Jangan kira hasil olahan sampah mereka bakal terlihat butut. Nyatanya, berbagai kerajinan tersebut jauh dari kesan murahan. Bahkan mungkin Anda tak akan menyadari jika tas tangan buatan mereka terbuat dari bahan baku kantong plastik bekas. Ya, benar-benar kantong plastik bekas aneka warna yang biasa kita lihat teronggok di tempat sampah.

 “Tasnya unik banget. Pembuatnya juga kreatif, bisa ya dari plastik dibentuk jadi tas cantik-cantik gini,” ujar salah satu pembeli, Rizka Tamania. Ia dan seorang kawannya masing-masing membeli tas tangan kecil berwarna merah tua.

Rizka menambahkan, seandainya saja daur ulang sampah semacam ini juga dilakukan di daerah-daerah lain, pasti sampah-sampah plastik bisa lebih berkurang. “Tapi ya itu dia, butuh orang-orang yang mau berinisiatif dan menjadi penggerak,” tambahnya.

Pengunjung menjajal tas tangan dari kantong plastik bekas. Mereka mengagumi berbagai barang kerajinan olahan sampah yang dipamerkan dan dijual di stand milik pemerintah DI Yogyakarta. (Lutfi Fauziah/National Geographic Indonesia)

Ketua Jaringan KPSM Hariadi mengatakan, berdirinya KPSM berawal dari inisiatif warga dusun yang ingin mengolah limbah plastik menjadi lebih bermanfaat. Saat ini, KPSM sudah ada di setiap Kabupaten/Kota di Yogyakarta.

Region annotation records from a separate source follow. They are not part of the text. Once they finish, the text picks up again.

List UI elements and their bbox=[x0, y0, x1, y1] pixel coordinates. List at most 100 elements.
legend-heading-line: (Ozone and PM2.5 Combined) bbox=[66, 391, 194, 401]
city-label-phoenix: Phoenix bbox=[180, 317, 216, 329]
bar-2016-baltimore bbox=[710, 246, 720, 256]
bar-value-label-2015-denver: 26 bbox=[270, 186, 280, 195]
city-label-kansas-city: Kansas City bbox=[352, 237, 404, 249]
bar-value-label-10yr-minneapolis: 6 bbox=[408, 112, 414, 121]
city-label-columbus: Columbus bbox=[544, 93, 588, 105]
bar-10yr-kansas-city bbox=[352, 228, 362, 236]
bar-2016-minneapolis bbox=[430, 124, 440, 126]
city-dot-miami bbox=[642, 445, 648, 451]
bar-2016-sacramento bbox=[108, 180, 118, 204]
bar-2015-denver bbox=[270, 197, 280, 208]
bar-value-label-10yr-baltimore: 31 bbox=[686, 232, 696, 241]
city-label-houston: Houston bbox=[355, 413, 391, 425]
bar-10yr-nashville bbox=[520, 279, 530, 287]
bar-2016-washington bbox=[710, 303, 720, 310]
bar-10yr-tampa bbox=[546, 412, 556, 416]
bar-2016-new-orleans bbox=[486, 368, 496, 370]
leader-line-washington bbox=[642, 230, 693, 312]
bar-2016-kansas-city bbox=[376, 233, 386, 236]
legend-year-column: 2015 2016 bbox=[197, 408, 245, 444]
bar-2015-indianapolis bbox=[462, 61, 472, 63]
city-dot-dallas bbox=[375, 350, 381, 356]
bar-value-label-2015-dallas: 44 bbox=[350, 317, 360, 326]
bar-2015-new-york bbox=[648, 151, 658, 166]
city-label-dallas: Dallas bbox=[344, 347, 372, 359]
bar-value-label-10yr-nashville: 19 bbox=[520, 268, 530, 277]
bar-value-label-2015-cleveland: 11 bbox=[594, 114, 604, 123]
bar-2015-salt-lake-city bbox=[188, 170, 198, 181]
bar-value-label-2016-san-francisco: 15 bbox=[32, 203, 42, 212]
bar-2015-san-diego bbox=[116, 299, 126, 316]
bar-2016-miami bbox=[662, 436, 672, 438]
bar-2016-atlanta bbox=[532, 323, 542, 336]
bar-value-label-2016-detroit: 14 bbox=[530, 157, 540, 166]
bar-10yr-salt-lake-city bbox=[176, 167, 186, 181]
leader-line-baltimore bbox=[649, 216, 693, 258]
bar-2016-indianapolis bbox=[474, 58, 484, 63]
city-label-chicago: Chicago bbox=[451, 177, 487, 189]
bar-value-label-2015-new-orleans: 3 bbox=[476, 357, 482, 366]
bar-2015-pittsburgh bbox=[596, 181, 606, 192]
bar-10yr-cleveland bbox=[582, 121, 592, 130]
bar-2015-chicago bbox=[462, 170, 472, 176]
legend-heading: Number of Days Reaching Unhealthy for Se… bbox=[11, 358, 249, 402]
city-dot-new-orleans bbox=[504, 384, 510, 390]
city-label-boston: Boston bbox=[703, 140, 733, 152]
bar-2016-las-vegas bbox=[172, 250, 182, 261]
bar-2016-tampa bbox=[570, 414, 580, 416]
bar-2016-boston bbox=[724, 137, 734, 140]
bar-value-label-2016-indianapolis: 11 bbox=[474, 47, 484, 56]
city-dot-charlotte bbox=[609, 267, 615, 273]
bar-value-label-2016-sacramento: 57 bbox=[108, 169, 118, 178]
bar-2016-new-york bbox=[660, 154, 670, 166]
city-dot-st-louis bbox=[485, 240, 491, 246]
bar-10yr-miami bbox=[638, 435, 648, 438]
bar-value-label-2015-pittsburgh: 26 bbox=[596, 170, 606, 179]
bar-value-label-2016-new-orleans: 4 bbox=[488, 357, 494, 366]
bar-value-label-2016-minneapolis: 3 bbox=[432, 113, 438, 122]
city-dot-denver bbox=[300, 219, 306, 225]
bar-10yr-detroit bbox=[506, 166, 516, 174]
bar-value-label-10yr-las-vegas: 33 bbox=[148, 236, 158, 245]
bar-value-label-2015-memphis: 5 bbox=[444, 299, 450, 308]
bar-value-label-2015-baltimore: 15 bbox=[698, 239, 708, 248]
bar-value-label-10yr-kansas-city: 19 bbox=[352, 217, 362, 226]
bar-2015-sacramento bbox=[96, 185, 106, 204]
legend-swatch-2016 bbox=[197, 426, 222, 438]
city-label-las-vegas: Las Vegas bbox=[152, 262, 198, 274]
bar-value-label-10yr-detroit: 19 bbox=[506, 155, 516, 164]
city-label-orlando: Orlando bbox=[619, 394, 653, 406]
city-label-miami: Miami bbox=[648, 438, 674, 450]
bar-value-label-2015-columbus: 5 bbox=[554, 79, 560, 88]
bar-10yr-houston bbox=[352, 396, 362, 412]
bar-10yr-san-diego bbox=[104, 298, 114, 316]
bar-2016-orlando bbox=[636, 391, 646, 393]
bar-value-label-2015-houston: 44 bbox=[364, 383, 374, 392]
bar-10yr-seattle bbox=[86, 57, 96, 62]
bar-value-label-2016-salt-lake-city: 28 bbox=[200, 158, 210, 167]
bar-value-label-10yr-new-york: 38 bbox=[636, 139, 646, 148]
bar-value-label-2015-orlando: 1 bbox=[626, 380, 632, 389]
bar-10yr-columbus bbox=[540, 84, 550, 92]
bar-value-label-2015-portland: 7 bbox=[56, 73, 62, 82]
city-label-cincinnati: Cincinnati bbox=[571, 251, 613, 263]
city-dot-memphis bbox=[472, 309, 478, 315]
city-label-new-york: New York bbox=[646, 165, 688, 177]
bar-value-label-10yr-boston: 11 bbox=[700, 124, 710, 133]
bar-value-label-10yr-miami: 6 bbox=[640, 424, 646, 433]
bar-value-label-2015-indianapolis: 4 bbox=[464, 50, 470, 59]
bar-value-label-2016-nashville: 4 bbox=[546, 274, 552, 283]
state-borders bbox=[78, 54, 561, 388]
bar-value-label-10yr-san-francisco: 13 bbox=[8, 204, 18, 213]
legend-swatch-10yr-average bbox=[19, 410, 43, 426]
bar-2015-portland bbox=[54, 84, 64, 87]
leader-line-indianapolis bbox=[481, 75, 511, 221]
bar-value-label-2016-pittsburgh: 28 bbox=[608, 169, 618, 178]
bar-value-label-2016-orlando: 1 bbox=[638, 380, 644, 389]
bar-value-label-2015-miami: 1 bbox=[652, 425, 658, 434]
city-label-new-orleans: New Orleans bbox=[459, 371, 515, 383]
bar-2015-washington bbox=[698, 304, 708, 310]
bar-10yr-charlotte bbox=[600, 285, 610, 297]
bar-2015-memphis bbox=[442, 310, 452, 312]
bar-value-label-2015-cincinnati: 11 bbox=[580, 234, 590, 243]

 “Kami sudah mulai menjalankan pengelolaan sampah plastik seperti ini sejak tahun 1997. Awalnya dari Shodaqoh sampah,” ungkapnya.

Hariadi menuturkan bahwa sistem shodaqoh sampah hampir serupa dengan bank sampah. Nantinya, sampah yang telah terkumpul akan dipilah dan disalurkan kepada para pengerajin sampah untuk diolah menjadi berbagai kerajinan tangan.

Tas dibuat dengan beraneka model dan warna. Meski terbuat dari kantong plastik bekas, pengerajin juga menambahkan bahan dan ornamen lain untuk mempercantik tas. (Lutfi Fauziah/National Geographic Indonesia)

Untuk pemasaran, Hariadi mengatakan bahwa benda-benda kerajinan biasanya dibuat berdasarkan pesanan. “Barang-barang kerajinan kami banyak diekspor ke luar negeri. Yang paling banyak itu Australia, Malaysia, Jerman dan Ghana,” tambahnya.

Sedangkan di dalam negeri, Hariadi mengakui bahwa permintaan tak terlalu besar. Pesanan paling banyak datang dari Pulau Bali. “Masyarakat kita memang masih enggan menggunakan produk-produk daur ulang seperti ini,” ujarnya.

Keuntungan penjualan produk-produk tersebut 80 persen diberikan kepada pengerajin, sementara 20 persen masuk kas KPSM. “Tapi yang 20 persen ini masih di bagi-bagi lagi, ada yang murni masuk kas, ada juga yang digunakan untuk operasional KPSM lain,” tukas Hariadi.

Selain mendatangkan manfaat ekonomi kepada masyarakat setempat, keberadaan KPSM ini juga memberikan dampak positif bagi lingkungan. “Di dusun kami sudah tidak lagi terlihat timbunan sampah, masyarakat setempat sudah sadar mengenai pengelolaan sampah,” tambahnya.

Tidak hanya tas, berbagai aksesoris berbahan plastik bekas juga dipamerkan dan dijual. Lihatlah bross-bross ini, cantik bukan? Siapa sangka, ternyata bahan bakunya adalah plastik bekas botol air mineral. (Lutfi Fauziah/National Geographic Indonesia)

Menurut Hariadi, pengelolaan limbah plastik dengan cara ini justru lebih efektif dibandingkan dengan kebijakan pemerintah terkait plastik berbayar.

“Uang dua ratus rupiah itu perginya kemana? Untuk kepentingan lingkungan atau malah justru menguntungkan supermarket-supermarket yang menerapkan kebijakan itu?” tanyanya.

Hariadi berpendapat, sebenarnya tak masalah jika kebijakan plastik berbayar itu diterapkan, asalkan uang yang dibayarkan masyarakat untuk membeli plastik tersebut digunakan untuk mengatasi permasalahan-permasalahan lingkungan. “Kita lihat saja dulu hasil kebijakan itu akan seperti apa,” pungkasnya.